Stream ripping research 2014 - 2016
While the music industry has long been aware of the emergence of stream-ripping services, in 2016 too little research had been conducted into understanding how they function, their business models and the reasons consumers choose to use them. This first wave of research, undertaken in conjunction with the Intellectual Property Office (IPO) between 2014 and 2016, began to fill that void, in order to educate the industry and policymakers alike.
What is ‘stream-ripping’?
Stream-ripping is the obtaining of a permanent copy of content that is streamed online. The process can be carried out on audio and audio-visual content and, in either case, it is possible to create an audio-only copy of the music. Once a copy is created and saved, it is possible for a user to listen to it offline and share it between their devices.
Our key findings
- In nearly two years (Jan 2014 – September 2016), the use of stream-ripping services increased by 141.3%, dwarfing the growth seen for other types of music-specific infringing sites.
- In the time period of just one month, the use of stream ripping sites made up the majority (68.2%) of the total usage across the 50 most popular music-only infringing sites.
- Advertising is the main funding model associated with stream-ripping services.

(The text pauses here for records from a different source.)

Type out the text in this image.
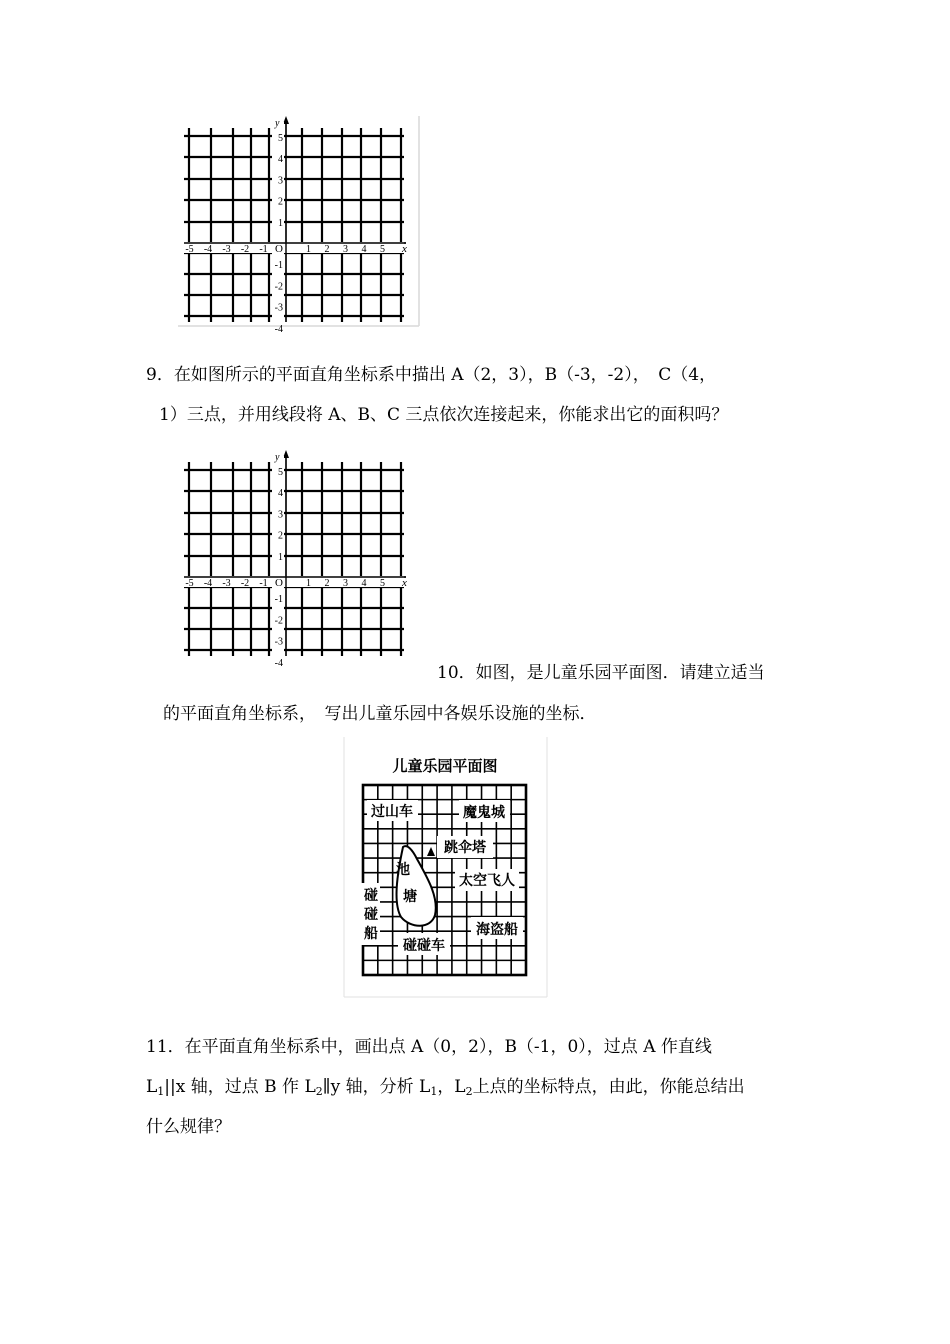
-5 -4 -3 -2 -1	1 2 3 4 5
5
4
3
2
1
-1
-2
-3
-4
O	x
y
9．在如图所示的平面直角坐标系中描出 A（2，3），B（-3，-2），　C（4，
1）三点，并用线段将 A、B、C 三点依次连接起来，你能求出它的面积吗？
-5 -4 -3 -2 -1	1 2 3 4 5
5
4
3
2
1
-1
-2
-3
-4
O	x
y
10．如图，是儿童乐园平面图．请建立适当
的平面直角坐标系，　写出儿童乐园中各娱乐设施的坐标．
儿童乐园平面图
过山车	魔鬼城
跳伞塔
池
塘
太空飞人
碰
碰
船	海盗船
碰碰车
11．在平面直角坐标系中，画出点 A（0，2），B（-1，0），过点 A 作直线
$L_1||x$ 轴，过点 B 作 $L_2\parallel y$ 轴，分析 $L_1$，$L_2$上点的坐标特点，由此，你能总结出
什么规律？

- YouTube is by far the most popular source of content for stream-ripping services (used by 75 of the 80 services surveyed).

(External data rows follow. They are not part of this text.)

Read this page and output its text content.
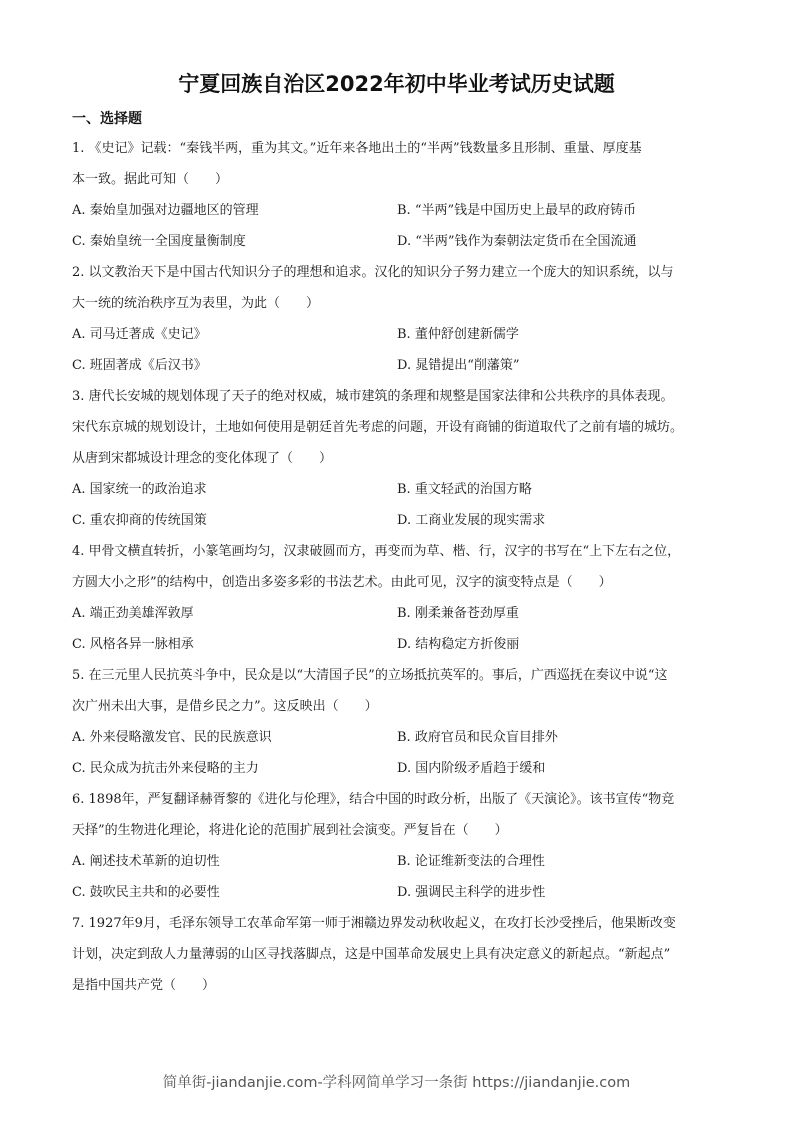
宁夏回族自治区2022年初中毕业考试历史试题
一、选择题
1. 《史记》记载：“秦钱半两，重为其文。”近年来各地出土的“半两”钱数量多且形制、重量、厚度基
本一致。据此可知（　　）
A. 秦始皇加强对边疆地区的管理	B. “半两”钱是中国历史上最早的政府铸币
C. 秦始皇统一全国度量衡制度	D. “半两”钱作为秦朝法定货币在全国流通
2. 以文教治天下是中国古代知识分子的理想和追求。汉化的知识分子努力建立一个庞大的知识系统，以与
大一统的统治秩序互为表里，为此（　　）
A. 司马迁著成《史记》	B. 董仲舒创建新儒学
C. 班固著成《后汉书》	D. 晁错提出“削藩策”
3. 唐代长安城的规划体现了天子的绝对权威，城市建筑的条理和规整是国家法律和公共秩序的具体表现。
宋代东京城的规划设计，土地如何使用是朝廷首先考虑的问题，开设有商铺的街道取代了之前有墙的城坊。
从唐到宋都城设计理念的变化体现了（　　）
A. 国家统一的政治追求	B. 重文轻武的治国方略
C. 重农抑商的传统国策	D. 工商业发展的现实需求
4. 甲骨文横直转折，小篆笔画均匀，汉隶破圆而方，再变而为草、楷、行，汉字的书写在“上下左右之位，
方圆大小之形”的结构中，创造出多姿多彩的书法艺术。由此可见，汉字的演变特点是（　　）
A. 端正劲美雄浑敦厚	B. 刚柔兼备苍劲厚重
C. 风格各异一脉相承	D. 结构稳定方折俊丽
5. 在三元里人民抗英斗争中，民众是以“大清国子民”的立场抵抗英军的。事后，广西巡抚在奏议中说“这
次广州未出大事，是借乡民之力”。这反映出（　　）
A. 外来侵略激发官、民的民族意识	B. 政府官员和民众盲目排外
C. 民众成为抗击外来侵略的主力	D. 国内阶级矛盾趋于缓和
6. 1898年，严复翻译赫胥黎的《进化与伦理》，结合中国的时政分析，出版了《天演论》。该书宣传“物竞
天择”的生物进化理论，将进化论的范围扩展到社会演变。严复旨在（　　）
A. 阐述技术革新的迫切性	B. 论证维新变法的合理性
C. 鼓吹民主共和的必要性	D. 强调民主科学的进步性
7. 1927年9月，毛泽东领导工农革命军第一师于湘赣边界发动秋收起义，在攻打长沙受挫后，他果断改变
计划，决定到敌人力量薄弱的山区寻找落脚点，这是中国革命发展史上具有决定意义的新起点。“新起点”
是指中国共产党（　　）
简单街-jiandanjie.com-学科网简单学习一条街 https://jiandanjie.com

- 57% of those UK adults surveyed claimed to be aware of stream-ripping services.
- Those who claimed to have used a stream-ripping service were significantly more likely to be male, ABC1 social grade, and between the ages of 16 to 34 years.
- Within the reasons driving stream-ripping the most common response was that the music was already owned in another format (31%), with wanting to listen to music offline (26%) and on the move (25%) the next most commonly given responses. Unaffordability (21%) and feeling official content is overpriced (20%) coming in after these reasons.